Reducing the arguments of the parties to their simplest form, it was submitted on behalf of the complainant that section 151(2) of the Labour Relations Act required that the complainant be granted a voice and a vote in the activities of the MTBC in order that the MCAO honour and comply with its obligations under the statute. The intervener made submissions in support of this argument. On behalf of the respondent, it was submitted that the dispute between the complainant and the respondent related to the internal affairs of the respondent organization and should not be a concern to this Board under section 15 1(2).

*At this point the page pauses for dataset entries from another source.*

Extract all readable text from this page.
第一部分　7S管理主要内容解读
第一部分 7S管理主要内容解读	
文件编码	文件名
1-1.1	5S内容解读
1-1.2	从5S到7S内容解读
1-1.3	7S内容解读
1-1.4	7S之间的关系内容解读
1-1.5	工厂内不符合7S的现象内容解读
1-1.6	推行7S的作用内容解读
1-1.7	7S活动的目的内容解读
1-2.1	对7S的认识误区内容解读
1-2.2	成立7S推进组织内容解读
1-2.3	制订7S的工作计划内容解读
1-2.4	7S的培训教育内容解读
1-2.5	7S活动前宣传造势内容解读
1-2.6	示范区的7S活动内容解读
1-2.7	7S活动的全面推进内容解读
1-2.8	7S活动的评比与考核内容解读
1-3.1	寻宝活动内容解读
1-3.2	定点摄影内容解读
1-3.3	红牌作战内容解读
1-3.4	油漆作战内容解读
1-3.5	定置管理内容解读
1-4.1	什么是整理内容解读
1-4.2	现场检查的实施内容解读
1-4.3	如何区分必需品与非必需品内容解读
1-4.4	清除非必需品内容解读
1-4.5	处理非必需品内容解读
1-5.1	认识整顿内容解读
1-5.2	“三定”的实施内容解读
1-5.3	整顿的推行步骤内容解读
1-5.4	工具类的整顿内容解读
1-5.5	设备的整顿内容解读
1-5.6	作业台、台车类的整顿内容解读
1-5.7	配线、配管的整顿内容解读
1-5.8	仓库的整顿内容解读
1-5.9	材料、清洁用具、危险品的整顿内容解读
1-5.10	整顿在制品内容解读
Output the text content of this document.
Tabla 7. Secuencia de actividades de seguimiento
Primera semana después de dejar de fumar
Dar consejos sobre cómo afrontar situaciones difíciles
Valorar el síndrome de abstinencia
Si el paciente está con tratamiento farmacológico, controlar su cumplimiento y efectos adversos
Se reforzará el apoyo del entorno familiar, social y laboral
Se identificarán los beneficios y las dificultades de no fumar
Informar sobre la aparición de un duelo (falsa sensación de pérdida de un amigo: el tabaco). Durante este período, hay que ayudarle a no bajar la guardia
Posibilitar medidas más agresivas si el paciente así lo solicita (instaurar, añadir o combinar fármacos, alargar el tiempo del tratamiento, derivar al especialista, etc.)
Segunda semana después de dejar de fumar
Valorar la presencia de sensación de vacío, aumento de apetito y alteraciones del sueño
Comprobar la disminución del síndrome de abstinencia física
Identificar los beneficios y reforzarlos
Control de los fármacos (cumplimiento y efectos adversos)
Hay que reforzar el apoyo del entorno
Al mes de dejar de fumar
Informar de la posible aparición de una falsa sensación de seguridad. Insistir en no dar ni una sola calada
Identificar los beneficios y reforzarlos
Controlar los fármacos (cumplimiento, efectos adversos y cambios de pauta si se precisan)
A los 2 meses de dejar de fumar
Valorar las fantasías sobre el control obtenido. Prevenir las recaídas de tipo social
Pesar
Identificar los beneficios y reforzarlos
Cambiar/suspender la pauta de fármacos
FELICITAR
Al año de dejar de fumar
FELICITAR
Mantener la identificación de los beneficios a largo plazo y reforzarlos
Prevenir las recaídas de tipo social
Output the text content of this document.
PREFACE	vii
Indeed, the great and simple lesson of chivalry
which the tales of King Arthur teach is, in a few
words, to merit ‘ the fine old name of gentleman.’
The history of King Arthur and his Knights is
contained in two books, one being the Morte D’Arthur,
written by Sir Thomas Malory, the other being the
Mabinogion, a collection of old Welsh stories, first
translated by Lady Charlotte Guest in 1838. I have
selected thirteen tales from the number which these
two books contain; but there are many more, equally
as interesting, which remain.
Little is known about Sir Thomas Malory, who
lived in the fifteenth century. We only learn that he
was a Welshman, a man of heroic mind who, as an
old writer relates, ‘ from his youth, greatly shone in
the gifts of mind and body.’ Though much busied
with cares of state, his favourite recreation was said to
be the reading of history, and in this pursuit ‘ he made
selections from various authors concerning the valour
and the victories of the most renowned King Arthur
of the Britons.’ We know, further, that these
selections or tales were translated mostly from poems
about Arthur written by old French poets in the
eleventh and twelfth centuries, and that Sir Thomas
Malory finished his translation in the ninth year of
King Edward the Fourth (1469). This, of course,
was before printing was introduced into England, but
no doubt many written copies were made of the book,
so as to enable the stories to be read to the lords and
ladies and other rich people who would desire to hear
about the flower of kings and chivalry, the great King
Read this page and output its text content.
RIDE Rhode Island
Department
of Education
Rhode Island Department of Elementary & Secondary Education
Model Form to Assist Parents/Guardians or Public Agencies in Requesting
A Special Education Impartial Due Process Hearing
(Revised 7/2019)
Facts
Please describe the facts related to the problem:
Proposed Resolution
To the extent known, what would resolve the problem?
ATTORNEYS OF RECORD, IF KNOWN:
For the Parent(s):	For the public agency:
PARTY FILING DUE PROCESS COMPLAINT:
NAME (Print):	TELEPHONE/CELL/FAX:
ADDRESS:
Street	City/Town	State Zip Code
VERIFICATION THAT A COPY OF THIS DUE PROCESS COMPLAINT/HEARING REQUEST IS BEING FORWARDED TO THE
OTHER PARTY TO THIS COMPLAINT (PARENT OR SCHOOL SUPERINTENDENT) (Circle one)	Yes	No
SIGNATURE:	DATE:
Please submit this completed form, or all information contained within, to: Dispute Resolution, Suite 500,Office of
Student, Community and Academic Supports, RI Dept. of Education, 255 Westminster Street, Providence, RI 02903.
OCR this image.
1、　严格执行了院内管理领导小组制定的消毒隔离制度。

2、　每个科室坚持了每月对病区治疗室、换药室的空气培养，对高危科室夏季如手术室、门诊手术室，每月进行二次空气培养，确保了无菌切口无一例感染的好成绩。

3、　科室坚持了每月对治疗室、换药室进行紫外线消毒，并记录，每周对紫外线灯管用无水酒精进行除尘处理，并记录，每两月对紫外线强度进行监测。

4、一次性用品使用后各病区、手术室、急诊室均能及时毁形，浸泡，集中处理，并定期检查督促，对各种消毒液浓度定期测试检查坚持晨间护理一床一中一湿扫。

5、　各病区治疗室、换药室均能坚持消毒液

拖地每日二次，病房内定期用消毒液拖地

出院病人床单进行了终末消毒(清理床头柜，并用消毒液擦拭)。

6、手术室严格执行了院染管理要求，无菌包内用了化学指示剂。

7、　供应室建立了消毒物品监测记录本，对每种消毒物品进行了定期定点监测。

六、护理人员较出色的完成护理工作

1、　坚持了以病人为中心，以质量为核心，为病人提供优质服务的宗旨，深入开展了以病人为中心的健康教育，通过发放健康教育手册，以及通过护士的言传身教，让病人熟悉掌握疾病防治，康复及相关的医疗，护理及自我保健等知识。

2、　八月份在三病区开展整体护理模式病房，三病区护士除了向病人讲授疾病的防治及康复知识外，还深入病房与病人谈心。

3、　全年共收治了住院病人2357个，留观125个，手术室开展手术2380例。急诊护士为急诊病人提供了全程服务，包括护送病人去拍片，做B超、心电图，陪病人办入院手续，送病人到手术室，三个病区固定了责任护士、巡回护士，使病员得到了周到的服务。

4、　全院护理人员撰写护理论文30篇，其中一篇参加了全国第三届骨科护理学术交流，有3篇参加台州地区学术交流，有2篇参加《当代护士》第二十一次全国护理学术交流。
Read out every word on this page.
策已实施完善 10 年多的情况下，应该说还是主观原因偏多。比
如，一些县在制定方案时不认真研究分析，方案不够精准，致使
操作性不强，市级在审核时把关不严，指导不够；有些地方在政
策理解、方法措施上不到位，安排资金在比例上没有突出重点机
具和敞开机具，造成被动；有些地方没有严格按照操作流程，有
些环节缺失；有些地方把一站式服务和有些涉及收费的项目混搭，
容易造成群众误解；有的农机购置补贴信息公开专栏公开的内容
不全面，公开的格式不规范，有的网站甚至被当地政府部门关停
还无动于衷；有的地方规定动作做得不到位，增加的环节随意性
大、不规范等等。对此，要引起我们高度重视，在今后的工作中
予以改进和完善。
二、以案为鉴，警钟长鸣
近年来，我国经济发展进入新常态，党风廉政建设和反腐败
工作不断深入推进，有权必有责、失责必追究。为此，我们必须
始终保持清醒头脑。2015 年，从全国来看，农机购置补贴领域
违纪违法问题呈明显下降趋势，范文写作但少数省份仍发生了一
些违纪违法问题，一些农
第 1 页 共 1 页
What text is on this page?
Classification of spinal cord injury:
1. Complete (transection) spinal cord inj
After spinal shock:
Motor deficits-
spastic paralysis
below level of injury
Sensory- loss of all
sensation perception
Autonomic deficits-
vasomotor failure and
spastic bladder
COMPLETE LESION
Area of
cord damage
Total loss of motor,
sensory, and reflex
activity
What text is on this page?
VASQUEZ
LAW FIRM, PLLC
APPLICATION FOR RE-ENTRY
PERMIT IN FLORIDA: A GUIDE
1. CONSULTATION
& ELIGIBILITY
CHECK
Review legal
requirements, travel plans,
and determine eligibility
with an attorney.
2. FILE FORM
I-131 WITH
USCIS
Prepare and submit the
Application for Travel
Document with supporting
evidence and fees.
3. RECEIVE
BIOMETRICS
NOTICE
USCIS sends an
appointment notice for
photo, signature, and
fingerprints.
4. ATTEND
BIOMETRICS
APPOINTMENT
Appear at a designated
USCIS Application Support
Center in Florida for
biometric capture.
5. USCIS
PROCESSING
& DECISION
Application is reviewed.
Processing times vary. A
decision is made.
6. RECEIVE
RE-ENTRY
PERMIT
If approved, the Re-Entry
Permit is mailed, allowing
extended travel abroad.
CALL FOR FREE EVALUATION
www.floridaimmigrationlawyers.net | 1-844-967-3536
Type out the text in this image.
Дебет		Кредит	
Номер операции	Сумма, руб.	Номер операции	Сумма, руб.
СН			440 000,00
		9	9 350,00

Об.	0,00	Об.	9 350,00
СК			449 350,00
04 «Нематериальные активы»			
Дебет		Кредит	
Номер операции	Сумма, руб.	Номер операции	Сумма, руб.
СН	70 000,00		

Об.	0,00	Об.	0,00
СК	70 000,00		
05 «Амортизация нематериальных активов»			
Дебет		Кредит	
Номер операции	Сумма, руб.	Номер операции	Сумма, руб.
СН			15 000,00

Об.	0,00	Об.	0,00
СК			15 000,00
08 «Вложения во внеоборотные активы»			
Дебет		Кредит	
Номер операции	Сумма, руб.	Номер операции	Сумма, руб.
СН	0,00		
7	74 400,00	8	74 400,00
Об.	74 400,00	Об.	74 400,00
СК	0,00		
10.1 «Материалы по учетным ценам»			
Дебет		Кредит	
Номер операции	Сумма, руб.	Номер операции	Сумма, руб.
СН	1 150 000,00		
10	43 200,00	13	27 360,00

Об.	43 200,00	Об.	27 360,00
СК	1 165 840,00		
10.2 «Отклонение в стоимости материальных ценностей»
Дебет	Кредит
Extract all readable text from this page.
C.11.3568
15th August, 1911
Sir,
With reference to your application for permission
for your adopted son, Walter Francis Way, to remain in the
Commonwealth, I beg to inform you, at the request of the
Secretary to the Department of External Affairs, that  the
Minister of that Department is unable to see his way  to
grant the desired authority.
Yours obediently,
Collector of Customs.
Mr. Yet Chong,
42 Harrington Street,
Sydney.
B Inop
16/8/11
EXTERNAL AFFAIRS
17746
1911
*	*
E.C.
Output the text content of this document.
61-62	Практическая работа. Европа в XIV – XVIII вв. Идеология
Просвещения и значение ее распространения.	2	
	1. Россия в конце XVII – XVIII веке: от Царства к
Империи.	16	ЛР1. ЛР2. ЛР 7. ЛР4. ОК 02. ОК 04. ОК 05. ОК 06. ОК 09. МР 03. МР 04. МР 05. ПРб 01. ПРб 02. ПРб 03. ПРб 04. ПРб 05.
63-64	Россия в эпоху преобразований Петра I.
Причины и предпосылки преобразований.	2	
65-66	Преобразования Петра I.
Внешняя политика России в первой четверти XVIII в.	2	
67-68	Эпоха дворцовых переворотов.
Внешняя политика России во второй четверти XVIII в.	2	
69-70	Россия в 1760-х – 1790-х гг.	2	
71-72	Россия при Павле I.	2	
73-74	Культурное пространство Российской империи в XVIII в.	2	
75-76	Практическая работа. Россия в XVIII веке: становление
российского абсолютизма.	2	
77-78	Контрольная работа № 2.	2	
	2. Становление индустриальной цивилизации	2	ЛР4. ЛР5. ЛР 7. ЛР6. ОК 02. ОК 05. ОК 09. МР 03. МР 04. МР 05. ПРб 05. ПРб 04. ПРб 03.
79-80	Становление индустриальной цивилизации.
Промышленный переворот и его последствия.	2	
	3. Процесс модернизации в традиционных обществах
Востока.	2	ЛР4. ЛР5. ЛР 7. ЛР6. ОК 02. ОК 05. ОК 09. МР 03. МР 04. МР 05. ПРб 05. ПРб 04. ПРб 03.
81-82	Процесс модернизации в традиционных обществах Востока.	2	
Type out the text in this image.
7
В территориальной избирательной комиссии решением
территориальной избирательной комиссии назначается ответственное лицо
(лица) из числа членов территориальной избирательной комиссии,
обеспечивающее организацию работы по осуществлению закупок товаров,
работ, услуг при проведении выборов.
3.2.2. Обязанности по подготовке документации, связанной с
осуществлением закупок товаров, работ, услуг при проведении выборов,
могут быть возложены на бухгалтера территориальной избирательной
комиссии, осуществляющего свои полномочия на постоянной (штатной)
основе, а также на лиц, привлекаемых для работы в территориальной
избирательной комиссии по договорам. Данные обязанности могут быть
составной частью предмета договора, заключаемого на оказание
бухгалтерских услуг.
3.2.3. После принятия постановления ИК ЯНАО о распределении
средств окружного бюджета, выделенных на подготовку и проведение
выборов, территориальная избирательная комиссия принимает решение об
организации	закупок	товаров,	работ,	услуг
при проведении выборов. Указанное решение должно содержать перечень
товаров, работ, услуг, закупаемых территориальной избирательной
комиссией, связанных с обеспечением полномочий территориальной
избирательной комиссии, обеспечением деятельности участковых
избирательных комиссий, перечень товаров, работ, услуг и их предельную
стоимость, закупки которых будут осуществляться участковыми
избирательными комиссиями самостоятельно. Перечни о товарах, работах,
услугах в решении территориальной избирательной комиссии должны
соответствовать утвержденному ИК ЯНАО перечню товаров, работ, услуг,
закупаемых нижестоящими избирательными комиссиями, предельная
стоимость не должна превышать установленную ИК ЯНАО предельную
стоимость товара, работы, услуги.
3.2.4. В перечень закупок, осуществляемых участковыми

Having regard to the able submissions of counsel and the evidence before the Board, we find that the respondent has acted in an arbitrary manner by the MTBC failing to properly consult with the former zone affiliate with respect to the preparation, conduct, and progress of negotiations. It is our further view that only the granting of observer status in the affairs of the MTBC for the current round of negotiations will clearly avoid an ongoing violation of section 151(2). In coming to this conclusion we rely heavily on the fact that the complainant is not an individual employer but rather an organization that formerly had the status of a zone affiliate; the complainant in previous negotiations has played a fundamental and pivotal role in the negotiation of the Sarnia appendix; and the fact that the Sarnia area has a number of labour relations problems that tend to be unique to that area. However, we do not accept that the failure to accord the complainant a vote in the affairs of the MTBC relating to the negotiation of the Provincial Agreement constitutes a failure of section 15 1(2). The scheme of the Act, and particularly section 72(5), reveals that where such a right is intended it is provided for specifically. In all other situations the non-member of a bargaining unit is entitled only to the protection of "fair representation" as provided for in section 68 and 151. While these latter sections may require the bargaining agent to accord the non-member a number of procedural privileges in order that the non-member's interests be fully appreciated and understood, we do not understand these sections to require the respondent to extend to the complainant the right to vote in MTBC Affairs. The opinions to the contrary of witnesses called by the complainant were interesting but they amount to no more than opinions on the very issue before us. The product of the negotiations must, however, withstand the scrutiny of the fair representation sections of the statute. We also find that the treatment to date of ICAC and non-union members have reasonable rationales and, thus, do not violate the Act. This is not to say that the concern of the complainant over the involvement of non-union contractors in the affairs of the respondent in areas relating to the designation is without considerable merit.
For all of these reasons, the Board finds that the respondent has violated section 151(2) of the Labour Relations Act and directs the respondent to accord the complainant observer status in the activities of the MTBC relating to current negotiations of the provincial Agreement. This means the complainant is entitled to notice of and attendance at all meetings and negotiating sessions of the MTBC, but is not entitled to cast a vote in the decision-making process of that body.